Por Joaquín Cruzalegui
Una poesía árabe reza que la muerte es otro nacimiento, es retorno, arena y piedritas en la playa, niebla. Lo mismo se puede pensar de los sueños, dormir es otro despertar, es retorno a lo primitivo desde la vida real.
La narración de los sueños es un ejercicio que nutre a una memoria secreta, fruto del inconsciente tan filoso como intrincado y, de una forma u otra, genera una contradicción: proclama expresamente desde diversas ópticas los deseos y pulsiones más profundas. Se presenta todo tan distorsionado y matizado, sobre el plano de lo narrado, que lo evocado se vuelve hacia nosotros en forma de confesión (el contenido del sueño manifiesto y los pensamientos de sueño latente se entrecruzan para crear un paisaje onírico sin tiempo ni espacio, simplemente hermoso, terrible y alucinado). ¿Realmente hay un límite entre la vida real y los sueños?

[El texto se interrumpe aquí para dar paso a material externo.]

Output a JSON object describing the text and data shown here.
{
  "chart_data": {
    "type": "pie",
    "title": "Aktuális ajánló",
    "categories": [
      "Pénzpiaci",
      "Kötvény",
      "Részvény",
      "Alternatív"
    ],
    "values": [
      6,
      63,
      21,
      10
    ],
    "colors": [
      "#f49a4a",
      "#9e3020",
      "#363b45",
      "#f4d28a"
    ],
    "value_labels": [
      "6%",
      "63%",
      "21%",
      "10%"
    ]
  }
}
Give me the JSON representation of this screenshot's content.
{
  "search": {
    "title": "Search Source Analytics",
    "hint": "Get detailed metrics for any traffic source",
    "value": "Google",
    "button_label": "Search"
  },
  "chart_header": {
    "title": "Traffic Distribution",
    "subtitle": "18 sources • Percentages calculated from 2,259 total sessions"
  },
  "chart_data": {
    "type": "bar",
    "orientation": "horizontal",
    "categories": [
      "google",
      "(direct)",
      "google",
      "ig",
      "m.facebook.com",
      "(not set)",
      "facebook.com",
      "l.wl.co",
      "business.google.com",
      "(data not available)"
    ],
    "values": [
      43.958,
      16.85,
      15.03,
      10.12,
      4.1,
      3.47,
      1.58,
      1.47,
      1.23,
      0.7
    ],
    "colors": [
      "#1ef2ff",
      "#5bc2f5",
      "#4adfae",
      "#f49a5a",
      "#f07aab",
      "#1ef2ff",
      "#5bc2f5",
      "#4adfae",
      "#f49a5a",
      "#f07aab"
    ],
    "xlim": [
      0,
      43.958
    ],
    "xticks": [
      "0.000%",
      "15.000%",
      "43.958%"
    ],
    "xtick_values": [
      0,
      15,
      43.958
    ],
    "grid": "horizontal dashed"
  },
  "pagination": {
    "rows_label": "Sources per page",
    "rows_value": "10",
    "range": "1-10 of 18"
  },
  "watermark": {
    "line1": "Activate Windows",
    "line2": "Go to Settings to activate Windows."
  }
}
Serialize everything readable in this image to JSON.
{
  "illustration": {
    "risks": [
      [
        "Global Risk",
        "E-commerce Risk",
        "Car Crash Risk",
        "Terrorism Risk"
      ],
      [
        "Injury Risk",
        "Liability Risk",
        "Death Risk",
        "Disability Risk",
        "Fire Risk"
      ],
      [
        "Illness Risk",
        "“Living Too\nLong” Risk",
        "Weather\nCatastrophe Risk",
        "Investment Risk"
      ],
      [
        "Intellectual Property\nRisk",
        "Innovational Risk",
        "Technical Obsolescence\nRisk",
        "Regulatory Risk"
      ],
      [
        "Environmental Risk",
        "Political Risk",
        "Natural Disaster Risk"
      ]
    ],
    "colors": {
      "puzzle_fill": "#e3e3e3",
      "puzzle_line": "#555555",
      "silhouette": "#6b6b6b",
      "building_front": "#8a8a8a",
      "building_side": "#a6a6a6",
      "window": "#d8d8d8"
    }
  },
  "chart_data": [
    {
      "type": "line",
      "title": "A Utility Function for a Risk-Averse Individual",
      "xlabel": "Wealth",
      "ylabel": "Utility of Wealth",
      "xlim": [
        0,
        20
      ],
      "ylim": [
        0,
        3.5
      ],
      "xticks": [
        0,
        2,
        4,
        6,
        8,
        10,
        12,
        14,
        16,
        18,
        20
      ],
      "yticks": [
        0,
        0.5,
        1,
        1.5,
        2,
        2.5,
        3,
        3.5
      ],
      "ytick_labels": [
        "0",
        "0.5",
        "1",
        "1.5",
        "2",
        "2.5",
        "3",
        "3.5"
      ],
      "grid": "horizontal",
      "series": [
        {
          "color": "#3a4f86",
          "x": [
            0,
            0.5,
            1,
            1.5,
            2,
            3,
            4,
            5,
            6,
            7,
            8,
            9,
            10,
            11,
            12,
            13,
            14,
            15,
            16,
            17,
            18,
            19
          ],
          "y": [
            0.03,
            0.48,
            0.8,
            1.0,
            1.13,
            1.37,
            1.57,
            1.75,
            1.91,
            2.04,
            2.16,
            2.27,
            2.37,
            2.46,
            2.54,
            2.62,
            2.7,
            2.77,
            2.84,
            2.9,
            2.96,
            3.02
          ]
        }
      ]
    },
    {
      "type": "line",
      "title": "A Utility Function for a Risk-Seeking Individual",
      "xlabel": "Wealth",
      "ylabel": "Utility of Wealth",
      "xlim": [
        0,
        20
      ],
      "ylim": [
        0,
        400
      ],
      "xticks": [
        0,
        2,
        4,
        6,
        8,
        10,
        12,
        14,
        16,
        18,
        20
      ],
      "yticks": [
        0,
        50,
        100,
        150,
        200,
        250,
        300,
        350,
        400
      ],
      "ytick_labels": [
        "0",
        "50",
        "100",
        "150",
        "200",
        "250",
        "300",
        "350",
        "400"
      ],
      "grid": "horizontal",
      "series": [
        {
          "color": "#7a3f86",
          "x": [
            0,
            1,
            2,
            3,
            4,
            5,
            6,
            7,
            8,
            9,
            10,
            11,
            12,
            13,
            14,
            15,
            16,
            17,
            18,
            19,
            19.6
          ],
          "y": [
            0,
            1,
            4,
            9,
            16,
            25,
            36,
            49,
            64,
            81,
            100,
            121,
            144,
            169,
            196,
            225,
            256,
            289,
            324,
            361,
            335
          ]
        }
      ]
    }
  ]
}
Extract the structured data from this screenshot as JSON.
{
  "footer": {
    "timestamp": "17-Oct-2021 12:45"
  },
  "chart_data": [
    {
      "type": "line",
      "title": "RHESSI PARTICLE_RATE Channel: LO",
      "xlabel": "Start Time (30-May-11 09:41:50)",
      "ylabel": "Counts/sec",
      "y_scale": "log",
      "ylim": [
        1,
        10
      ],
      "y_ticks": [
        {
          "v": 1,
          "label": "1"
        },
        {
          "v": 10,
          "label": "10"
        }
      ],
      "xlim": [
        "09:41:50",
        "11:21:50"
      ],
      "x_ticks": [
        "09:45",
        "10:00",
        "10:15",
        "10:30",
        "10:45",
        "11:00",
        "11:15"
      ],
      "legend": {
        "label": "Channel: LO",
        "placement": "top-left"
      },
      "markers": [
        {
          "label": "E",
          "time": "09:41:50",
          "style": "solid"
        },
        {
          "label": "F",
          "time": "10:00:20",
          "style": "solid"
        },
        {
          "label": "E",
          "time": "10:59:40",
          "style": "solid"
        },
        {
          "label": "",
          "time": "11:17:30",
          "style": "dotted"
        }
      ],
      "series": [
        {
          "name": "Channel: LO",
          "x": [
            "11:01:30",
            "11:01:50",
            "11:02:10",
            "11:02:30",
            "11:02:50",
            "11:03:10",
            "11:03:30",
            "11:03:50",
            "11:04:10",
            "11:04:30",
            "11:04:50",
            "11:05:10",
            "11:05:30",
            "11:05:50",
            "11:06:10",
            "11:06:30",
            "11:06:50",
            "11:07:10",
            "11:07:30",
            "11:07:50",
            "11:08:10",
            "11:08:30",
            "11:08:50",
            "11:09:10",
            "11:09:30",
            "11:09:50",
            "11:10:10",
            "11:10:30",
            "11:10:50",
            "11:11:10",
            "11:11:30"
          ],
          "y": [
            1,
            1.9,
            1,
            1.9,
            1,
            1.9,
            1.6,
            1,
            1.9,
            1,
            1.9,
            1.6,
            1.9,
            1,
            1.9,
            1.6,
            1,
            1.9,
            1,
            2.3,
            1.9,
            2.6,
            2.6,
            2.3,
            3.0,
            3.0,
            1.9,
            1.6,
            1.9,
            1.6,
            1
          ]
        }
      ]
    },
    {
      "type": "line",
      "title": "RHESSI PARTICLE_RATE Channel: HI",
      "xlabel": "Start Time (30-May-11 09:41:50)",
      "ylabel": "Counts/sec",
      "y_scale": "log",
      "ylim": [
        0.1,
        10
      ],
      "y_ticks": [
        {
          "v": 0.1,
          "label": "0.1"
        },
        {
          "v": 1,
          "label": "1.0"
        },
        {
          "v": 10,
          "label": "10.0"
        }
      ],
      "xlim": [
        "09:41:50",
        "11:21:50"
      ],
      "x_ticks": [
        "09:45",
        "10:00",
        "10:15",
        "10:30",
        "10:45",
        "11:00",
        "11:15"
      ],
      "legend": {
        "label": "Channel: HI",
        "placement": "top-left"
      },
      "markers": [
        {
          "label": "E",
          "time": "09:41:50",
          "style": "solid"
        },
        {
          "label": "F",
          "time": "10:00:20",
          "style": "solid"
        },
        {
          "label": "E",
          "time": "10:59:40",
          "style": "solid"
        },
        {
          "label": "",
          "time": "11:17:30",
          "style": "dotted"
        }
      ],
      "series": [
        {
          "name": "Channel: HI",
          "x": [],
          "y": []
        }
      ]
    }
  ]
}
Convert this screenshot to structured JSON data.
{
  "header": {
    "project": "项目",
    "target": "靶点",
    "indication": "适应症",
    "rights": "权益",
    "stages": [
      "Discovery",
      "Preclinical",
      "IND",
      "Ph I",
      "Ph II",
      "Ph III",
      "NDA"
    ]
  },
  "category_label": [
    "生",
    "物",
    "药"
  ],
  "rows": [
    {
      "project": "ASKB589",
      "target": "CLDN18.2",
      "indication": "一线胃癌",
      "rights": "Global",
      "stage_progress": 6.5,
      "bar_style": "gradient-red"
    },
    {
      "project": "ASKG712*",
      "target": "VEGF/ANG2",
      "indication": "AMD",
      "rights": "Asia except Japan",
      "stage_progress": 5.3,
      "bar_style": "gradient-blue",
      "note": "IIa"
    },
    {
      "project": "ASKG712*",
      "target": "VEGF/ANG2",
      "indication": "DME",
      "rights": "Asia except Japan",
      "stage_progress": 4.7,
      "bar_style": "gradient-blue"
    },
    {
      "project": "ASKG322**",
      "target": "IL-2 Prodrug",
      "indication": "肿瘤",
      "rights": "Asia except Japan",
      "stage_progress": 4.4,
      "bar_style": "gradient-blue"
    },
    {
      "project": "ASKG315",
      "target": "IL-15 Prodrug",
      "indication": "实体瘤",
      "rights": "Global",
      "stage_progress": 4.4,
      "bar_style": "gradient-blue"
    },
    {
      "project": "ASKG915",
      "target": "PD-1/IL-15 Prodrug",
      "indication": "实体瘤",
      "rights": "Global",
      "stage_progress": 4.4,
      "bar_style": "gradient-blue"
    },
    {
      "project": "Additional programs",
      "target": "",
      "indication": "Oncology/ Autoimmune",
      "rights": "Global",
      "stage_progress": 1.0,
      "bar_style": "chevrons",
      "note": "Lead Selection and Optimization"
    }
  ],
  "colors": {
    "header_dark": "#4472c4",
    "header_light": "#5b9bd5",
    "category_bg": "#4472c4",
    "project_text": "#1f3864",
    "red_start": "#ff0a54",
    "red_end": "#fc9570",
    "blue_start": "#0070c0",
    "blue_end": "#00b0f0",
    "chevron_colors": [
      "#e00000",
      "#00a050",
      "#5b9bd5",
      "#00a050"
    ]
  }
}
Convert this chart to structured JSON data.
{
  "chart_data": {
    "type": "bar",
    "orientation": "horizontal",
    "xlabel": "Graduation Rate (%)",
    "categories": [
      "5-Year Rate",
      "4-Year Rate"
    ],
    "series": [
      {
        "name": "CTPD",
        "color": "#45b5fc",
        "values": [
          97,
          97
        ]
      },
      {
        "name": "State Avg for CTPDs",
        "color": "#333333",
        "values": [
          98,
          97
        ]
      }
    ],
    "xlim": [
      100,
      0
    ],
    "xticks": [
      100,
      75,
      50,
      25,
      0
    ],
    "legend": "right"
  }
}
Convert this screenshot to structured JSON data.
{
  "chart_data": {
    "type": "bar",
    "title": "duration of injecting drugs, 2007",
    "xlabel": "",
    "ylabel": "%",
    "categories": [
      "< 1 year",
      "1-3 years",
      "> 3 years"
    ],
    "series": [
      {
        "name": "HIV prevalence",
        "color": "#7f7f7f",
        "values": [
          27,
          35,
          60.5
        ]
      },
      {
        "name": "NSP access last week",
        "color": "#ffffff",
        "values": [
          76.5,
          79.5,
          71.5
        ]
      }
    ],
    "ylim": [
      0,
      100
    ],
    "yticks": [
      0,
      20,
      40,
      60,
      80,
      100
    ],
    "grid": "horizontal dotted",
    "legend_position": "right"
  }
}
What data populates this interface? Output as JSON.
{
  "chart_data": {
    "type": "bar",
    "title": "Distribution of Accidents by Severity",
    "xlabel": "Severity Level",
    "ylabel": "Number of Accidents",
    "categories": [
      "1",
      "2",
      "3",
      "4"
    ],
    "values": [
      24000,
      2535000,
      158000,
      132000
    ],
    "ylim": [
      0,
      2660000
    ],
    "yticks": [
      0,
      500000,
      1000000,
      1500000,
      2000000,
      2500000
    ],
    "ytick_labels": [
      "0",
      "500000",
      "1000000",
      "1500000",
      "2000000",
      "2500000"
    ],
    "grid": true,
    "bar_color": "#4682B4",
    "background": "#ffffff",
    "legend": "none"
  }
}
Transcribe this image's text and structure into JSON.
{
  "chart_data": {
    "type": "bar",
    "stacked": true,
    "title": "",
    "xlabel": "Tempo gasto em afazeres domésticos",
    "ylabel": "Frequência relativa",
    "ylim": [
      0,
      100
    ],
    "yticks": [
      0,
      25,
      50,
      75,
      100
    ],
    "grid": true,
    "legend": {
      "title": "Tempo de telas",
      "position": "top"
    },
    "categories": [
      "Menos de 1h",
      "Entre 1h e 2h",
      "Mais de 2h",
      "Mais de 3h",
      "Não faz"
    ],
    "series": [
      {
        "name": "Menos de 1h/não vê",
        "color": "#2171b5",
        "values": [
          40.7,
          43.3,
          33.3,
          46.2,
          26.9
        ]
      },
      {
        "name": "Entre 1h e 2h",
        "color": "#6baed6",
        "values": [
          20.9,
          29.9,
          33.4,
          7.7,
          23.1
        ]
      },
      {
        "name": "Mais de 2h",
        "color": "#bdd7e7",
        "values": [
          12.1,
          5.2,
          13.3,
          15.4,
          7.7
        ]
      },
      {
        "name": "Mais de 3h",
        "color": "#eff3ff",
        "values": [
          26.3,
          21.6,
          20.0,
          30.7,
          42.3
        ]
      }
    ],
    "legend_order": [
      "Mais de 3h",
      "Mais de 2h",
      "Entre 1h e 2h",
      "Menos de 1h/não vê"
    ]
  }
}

Gustavo Di Pace encara estas preguntas multiplicándose, reproduciendo un yo constante por desmembramiento. Una vez más, la noche se hace tinta y la hermosura de la oscuridad reluce. Su tercer libro de cuentos, «El chico del ataúd» (Alción Editora, 2014) traza vectores dentro de las dicotomías vida-muerte, sueño-vigilia buscando construir puentes tan caóticos como universales en la literatura, donde la realidad y lo «otro» son conceptos difusos (se encuentran más de una vez y es complicado distinguir, desde una posición dialéctica, que camino se está transitando). Lo mejor de todo es que no importa. El autor se sumerge, con una prosa que se desenvuelve rítmicamente, al intenso ritual de digerirse a sí mismo.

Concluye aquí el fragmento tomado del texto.